Yusuf YILDIRIM
İki ay
kadar önce bir internet araştırması yaparken karşıma çıkıverdi, bu faaliyet
raporu. İlk tepkim, Karaman’da bir Türk Ocağı mı var imiş o zamanlar, oldu. O
kadar sözlü ve yazılı kaynağa rağmen 1920’lerde Karaman’da bir Türk Ocağının
varlığına dair ne bir kayda ne de bilgiye rastlanılmıştı.
Ama
Türk Ocakları’nın tarihi seyrine bakınca mutlaka Karaman’da bir Türk Ocağı
olmalıydı. 1911 yılında kurulan Türk Ocağı’nın sonraki yıllarda şubeleşmeye
gittiği Kurtuluş Savaşı boyunca da ocağın faaliyetlerinin ve örgütlenmesinin
kesintiye uğradı biliniyordu. 1922 yılından itibaren Türk Ocağı tekrardan ve hızlıca
şubeleşmeye giderek 1928 yılına kadar 140’ı aşkın şube kurmuştu. Niğde
örneğinde olduğu gibi çok faal ve tanınmış şubelere rastlanırken Karaman’da bir
Türk Ocağı olduğundan haberimiz bile yoktu.
Ulaştığım
dosya, “Karaman Türk Ocağı Faaliyet Raporu” başlıklı bir yazı idi. Raporun
yayınlandığı yer ise tabi ki Türk Yurdu, Cilt 3 Sayı 15 s.348, Kanûn-ı Sâni
(Şubat) 1925. Kanûn-ı Sânî rumi takvimde yılın son ayı olduğu için tüm
şubelerden yıllık rapor istendiği anlaşılıyor.
Sayfalar
dolusu beklediğim rapor, yarım sayfada beş maddelik bir yazı idi.
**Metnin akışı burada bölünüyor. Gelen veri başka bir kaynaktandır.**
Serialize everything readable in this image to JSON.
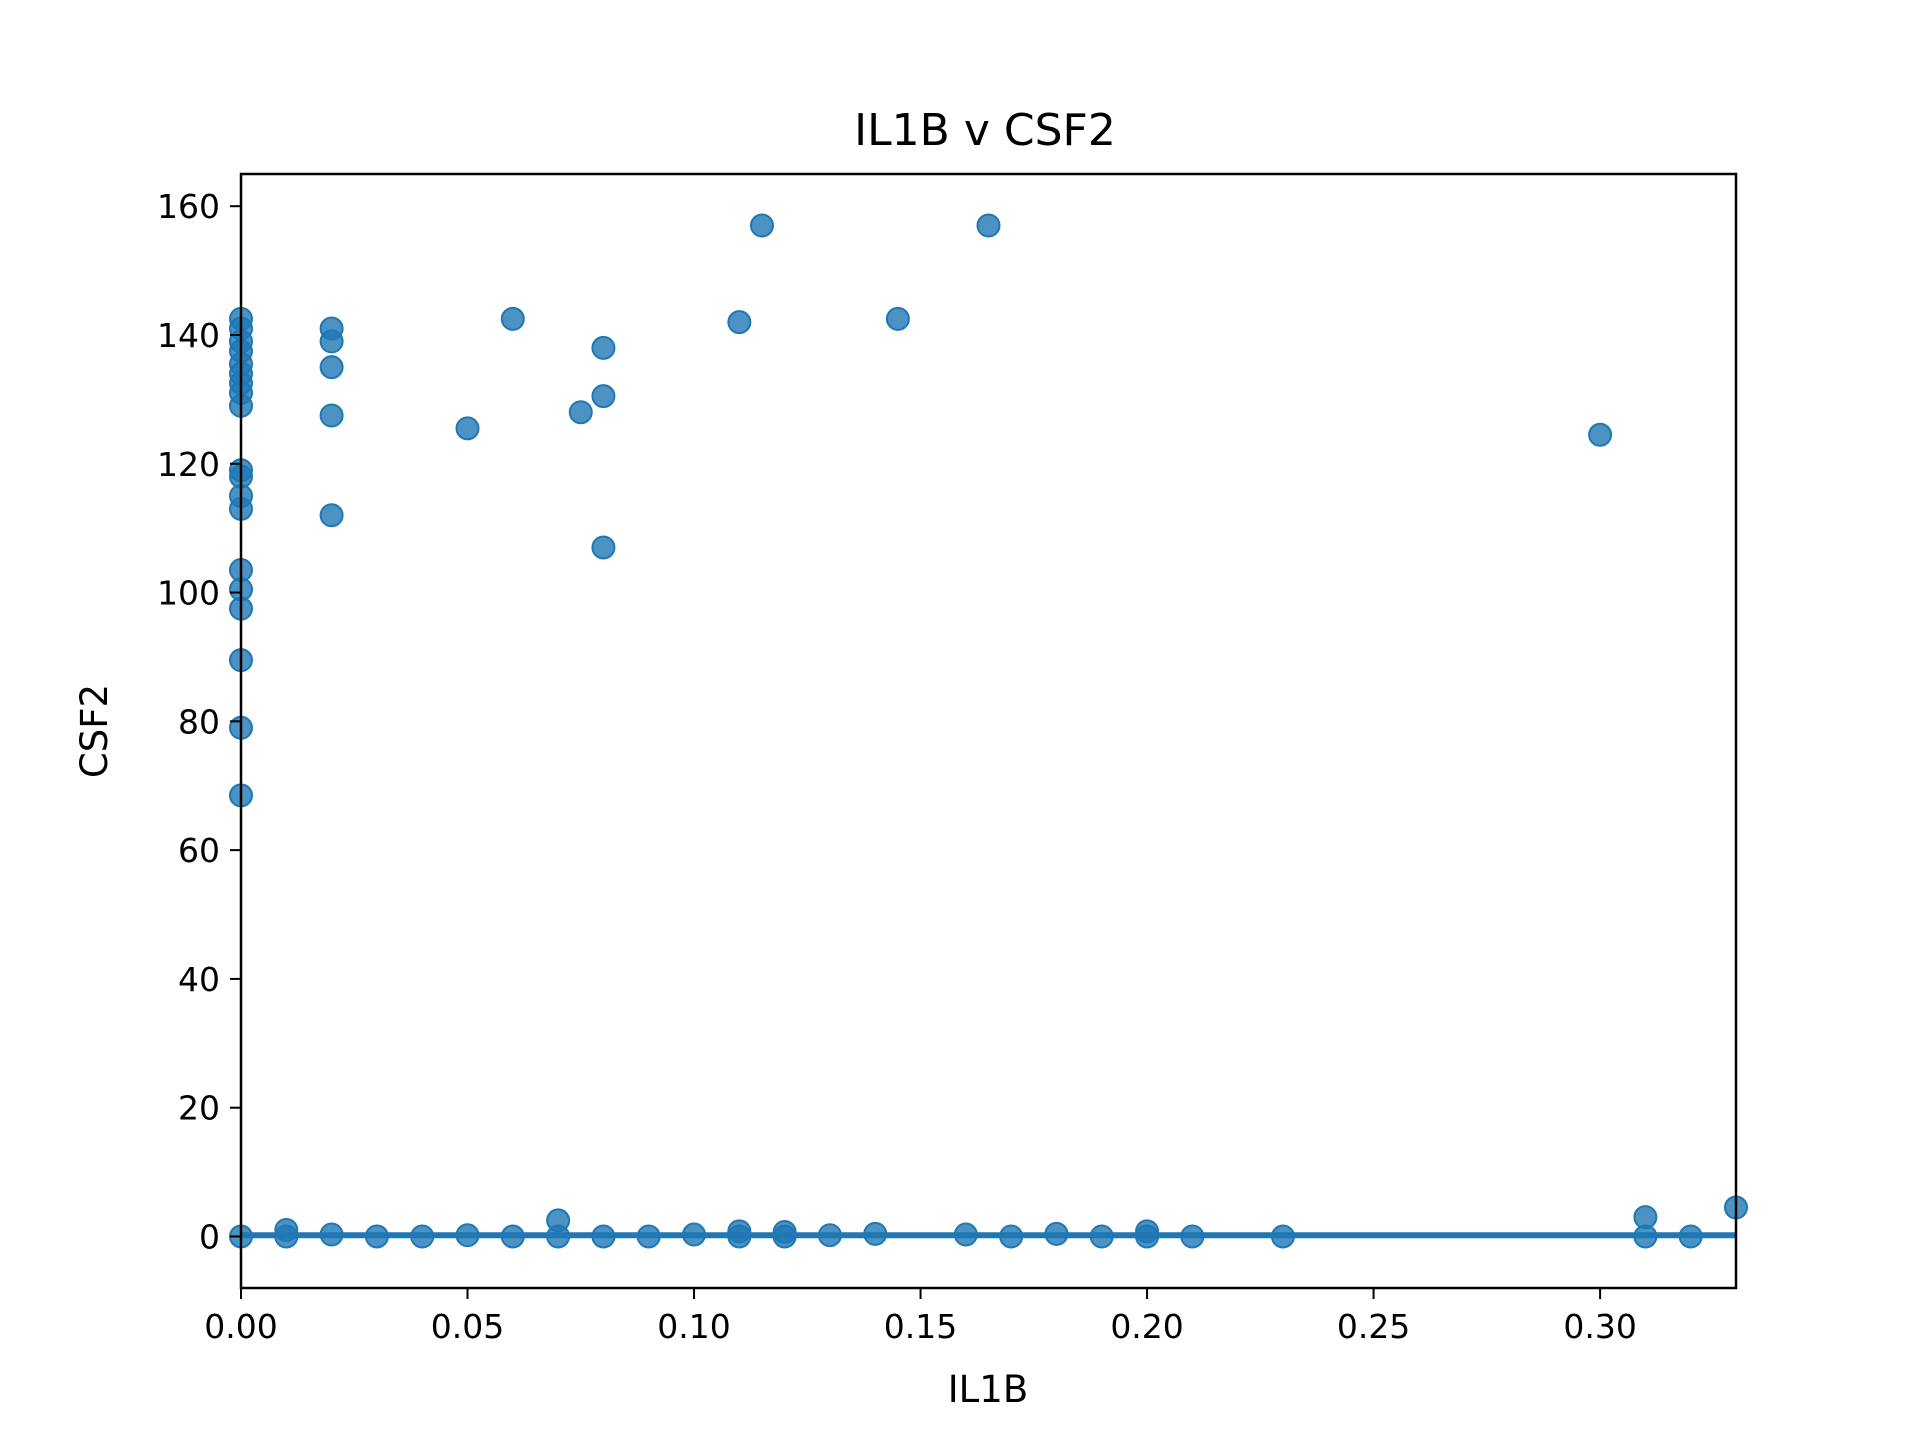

Yorumlarla bu
beş madde şöyledir:
1- Ocak
müsamereler tertip etmekte ve müsamere sonunda ocakların maksatları dahilinde
konferanslar verdirmektedir. Bu cümleden olarak Karaman Tayyare Cemiyeti
menfaatine de bir müsamere tertip edilmiştir.
Müsamere,
eğlenceli gösteri anlamında kısaca. Anlaşıldığına göre de Karaman Türk Ocağında
o zamanlar, şiir ve piyeslerden oluşan akşam gösterileri düzenlemekte;
sonrasında memleket hallerine ait halkı bilinçlendirmeye yönelik konuşmalar
yapılmaktadır.
Bu
maddeden anlaşıldığına göre Karaman’da bir de Karaman Tayyare Cemiyeti (Karaman
Uçak Derneği) vardır.
2-
Ereğli Türk Ocağı ile yakından tanışmak emeliyle temsil heyeti Ereğli’ye
giderek bir piyes temsil etmiştir.
İlginç
maddelerden biri de budur. Türk Ocağı şubeleri kendi aralarında sıkı bir
iletişim kurmaktadır. Ereğli Türk Ocağı da Karaman’a gelmiş olmalıdır.
3-
Metrûk emvâlden olan ocak binası müzayedesine iştirak edilmiş ve bin yüz lira
da ocakta kalmıştır.
Metrûk
emvâl ya da emvâl-i metrûke; tehcîr ve göç sonrasında azınlıkların yanlarında
götüremedikleri taşınmazları tanımlar. Buna göre de Karaman Türk Ocağı,
Karaman’daki azınlıklardan kalan bir binanın alımı için müzâyedeye girmiş ve
ucuz yolluca bir binayı alarak ocağa 1100 Lira tasarruf sağlamıştır.
4- Kız
ve erkek mektebi talebelerinden altmış çocuğa kitap almış, beş kişiye elbise
yaptırmıştır.
Buradaki
sayı önemlidir. 60 çocuk tahminen okuldaki öğrencilerin üçte biridir.
5-
Köylere muntazaman irşad heyetleri göndermektedir. Bu heyetler köylüye
inkılâbımızı ve millî mefkuremizi telkin etmektedir.
Keşke
kaç köye nasıl gidildiği yazılsaydı. İrşad faaliyetleriyle; yeni devletin
politikalarının ve inkilaplarının ocak görevlilerince köylülere anlatıldığı
anlaşılmaktadır. Ve Türk Ocağı üyeleri, kendilerine Ankara’dan verilen kitapçık
vb. belge üzerinden köylülere okuma yapmış olmalıdır.
Raporun
getirdiği iki soru da Karaman Türk Ocağı’nın ne kadar süre faaliyette bulunduğu
ve yetkili ve görevlilerinin kimler olduğudur. Rapor 1924 yılını kapsadığından
ve 1922’den önce kurumun varlığına dair bir kayıta rastlanılmadığından ocağın
kuruluşunu en erken 1923 yılında aramak gerekir. Ocağın ne zaman
sonlandırıldığı ya da faaliyetlerinin durdurulmasına dair diğer soruların
cevaplarını da Türk Ocakları Genel Merkezi kayıtları arasında olması
olasılıktır.
Sayın Yıldırım, verdiğiniz bilgi için teşekkür eder, çalışmalarınızda kolaylıklar dilerim.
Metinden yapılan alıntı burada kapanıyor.